Most of us are at least marginally aware of the risks of high blood pressure during pregnancy. Unfortunately, there really isn’t any way to tell which women will experience gestational hypertension (high blood pressure during pregnancy).
At this point, there isn’t even an effective treatment for high blood pressure during pregnancy. If your blood pressure is high during pregnancy, your health care provider may:
- Check you for preeclampsia. This is a pregnancy-related condition which can negatively affect you and your baby, and must be monitored.
- Have you come in for more frequent check ups. These are important. You may have had high blood pressure before the baby was conceived, or you may not have. Either way, it’s important for the doctor to keep an eye on your blood pressure.
- Prescribe medications. These may be for your blood pressure. They may also be to protect the baby. Doctors often prescribe medication designed to help baby’s lungs develop. High blood pressure in mom has been shown to damage baby’s lungs if not treated.
Recent studies have shown that gestational hypertension is a forebear of health problems to come. Women who experience hypertension or preeclampsia during pregnancy are more likely to develop other problems later, including:
- Renal Disease
- High Blood Pressure
Fortunately, these conditions don’t usually develop until later in life (generally in your 40s or 50s).
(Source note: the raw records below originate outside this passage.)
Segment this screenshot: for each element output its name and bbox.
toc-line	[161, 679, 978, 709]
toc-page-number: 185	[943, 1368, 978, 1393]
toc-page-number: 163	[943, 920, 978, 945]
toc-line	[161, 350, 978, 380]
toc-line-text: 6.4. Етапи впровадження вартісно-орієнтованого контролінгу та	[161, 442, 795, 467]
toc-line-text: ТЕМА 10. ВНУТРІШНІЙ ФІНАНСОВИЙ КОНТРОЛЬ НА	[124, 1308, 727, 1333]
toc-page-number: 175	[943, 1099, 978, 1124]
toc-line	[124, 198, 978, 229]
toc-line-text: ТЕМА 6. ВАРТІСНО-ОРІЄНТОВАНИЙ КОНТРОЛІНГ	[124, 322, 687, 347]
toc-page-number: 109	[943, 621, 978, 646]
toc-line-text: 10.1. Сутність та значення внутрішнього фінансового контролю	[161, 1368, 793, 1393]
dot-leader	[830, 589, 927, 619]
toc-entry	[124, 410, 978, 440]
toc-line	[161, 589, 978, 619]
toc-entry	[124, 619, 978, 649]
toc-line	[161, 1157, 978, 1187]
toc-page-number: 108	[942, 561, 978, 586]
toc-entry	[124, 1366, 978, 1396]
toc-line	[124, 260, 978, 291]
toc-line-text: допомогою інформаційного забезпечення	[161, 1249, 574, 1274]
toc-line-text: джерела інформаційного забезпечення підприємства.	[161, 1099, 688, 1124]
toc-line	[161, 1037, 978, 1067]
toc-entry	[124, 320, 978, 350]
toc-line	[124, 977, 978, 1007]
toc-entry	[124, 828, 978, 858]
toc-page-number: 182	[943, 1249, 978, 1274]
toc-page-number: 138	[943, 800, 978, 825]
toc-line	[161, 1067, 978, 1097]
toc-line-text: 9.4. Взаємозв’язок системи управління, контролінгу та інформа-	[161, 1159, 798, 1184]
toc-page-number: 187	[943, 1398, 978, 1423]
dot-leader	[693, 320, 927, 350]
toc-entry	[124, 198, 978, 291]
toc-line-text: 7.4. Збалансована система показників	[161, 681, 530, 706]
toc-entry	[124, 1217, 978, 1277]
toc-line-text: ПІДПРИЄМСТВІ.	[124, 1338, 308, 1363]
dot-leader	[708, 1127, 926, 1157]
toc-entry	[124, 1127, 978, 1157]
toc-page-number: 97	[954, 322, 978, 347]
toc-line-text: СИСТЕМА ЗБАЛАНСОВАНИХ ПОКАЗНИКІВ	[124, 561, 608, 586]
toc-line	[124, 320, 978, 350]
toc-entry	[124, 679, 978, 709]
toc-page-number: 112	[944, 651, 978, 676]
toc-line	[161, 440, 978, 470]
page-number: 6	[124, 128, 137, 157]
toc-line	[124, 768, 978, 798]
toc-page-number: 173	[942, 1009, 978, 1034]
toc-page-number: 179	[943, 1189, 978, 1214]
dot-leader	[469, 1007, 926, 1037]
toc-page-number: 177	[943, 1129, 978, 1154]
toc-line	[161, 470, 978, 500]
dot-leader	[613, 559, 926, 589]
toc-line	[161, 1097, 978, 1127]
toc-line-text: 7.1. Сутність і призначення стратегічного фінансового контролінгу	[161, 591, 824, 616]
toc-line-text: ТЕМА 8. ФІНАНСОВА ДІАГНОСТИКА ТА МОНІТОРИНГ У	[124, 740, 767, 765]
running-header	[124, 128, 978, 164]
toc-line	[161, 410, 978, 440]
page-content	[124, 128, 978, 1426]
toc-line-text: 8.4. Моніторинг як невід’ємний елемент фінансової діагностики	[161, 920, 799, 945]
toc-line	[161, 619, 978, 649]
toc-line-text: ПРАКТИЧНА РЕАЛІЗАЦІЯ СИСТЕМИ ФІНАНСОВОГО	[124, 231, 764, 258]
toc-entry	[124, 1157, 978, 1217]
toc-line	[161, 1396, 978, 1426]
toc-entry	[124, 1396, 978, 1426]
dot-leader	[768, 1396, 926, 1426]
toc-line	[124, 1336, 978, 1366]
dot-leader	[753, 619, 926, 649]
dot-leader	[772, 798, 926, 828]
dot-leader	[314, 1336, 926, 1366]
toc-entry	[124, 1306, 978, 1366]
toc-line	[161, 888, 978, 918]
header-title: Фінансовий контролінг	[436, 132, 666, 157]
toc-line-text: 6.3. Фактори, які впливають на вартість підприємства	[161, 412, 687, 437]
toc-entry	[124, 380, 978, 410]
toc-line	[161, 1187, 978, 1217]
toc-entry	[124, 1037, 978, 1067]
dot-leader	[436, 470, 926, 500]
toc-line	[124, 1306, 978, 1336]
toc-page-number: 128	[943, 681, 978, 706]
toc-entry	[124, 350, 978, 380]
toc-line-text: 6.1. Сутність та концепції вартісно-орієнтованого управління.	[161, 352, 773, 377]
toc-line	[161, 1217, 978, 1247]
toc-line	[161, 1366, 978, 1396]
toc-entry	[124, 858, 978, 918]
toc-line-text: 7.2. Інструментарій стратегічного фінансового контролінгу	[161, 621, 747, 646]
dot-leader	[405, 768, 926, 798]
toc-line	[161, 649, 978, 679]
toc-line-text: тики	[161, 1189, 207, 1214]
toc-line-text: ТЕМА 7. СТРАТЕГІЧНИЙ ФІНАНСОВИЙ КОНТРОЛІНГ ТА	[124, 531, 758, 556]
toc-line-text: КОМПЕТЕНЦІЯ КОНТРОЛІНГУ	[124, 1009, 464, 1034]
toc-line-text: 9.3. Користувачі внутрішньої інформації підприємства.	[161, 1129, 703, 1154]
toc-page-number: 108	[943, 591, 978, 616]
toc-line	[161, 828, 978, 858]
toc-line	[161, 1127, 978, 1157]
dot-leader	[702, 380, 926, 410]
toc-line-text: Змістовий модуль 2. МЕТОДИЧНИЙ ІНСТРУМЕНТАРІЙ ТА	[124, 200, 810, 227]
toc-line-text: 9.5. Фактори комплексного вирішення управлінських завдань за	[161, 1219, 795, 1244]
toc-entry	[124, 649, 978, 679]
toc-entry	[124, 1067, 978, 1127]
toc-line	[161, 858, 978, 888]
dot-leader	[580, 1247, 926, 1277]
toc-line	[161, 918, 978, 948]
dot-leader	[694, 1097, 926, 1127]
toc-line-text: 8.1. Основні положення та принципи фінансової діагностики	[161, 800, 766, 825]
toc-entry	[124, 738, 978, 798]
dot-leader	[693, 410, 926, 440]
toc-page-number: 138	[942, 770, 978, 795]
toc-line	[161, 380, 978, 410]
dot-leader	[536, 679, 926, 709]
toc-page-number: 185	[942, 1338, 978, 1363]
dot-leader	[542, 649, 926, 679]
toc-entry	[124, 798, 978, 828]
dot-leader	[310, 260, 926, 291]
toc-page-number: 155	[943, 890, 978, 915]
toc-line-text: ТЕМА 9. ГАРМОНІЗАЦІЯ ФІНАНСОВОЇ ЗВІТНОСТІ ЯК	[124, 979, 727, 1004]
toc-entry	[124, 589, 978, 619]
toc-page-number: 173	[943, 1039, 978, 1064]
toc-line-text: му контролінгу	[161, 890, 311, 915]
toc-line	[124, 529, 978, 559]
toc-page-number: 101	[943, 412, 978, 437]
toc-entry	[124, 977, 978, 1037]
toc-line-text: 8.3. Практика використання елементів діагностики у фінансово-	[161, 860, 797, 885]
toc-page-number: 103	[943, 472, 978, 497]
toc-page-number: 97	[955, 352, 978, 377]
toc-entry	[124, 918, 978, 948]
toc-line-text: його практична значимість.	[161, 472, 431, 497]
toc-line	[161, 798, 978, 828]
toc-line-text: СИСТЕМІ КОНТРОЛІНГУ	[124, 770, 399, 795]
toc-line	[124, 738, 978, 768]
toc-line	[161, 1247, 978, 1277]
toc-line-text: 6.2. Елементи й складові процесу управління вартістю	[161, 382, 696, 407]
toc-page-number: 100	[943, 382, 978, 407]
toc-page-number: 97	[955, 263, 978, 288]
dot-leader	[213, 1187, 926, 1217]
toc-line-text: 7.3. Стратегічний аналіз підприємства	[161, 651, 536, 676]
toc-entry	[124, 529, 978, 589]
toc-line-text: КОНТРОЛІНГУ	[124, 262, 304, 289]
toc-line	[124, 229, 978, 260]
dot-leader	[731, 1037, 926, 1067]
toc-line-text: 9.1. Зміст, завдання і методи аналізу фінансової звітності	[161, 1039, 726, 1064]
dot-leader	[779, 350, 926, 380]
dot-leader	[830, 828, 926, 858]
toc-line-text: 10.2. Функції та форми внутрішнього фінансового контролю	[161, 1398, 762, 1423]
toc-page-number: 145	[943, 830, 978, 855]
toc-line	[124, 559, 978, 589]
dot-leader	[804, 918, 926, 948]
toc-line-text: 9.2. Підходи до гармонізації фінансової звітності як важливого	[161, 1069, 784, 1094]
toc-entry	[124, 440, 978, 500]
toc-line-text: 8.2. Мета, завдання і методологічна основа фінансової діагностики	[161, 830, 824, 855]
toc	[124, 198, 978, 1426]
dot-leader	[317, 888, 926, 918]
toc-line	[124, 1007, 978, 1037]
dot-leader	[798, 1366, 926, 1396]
Those who are at risk of these conditions can take proactive steps to avoid health problems in the future. For example, if you cut down on salt, you will lessen the chances that you will need to deal with high blood pressure later in life.
If you are pregnant and experiencing high blood pressure, your blood pressure will usually go back down to normal after you have the baby. Still, if you have ever experienced gestational hypertension or preeclampsia, make sure your doctor is aware.
Knowing that you have risk factors for conditions like renal disease and high blood pressure in advance can make all the difference in preventative measures you take now.
High blood pressure during pregnancy can have lifelong effects afterwards. What other health care issues have you experienced during pregnancy which could have long lasting effects?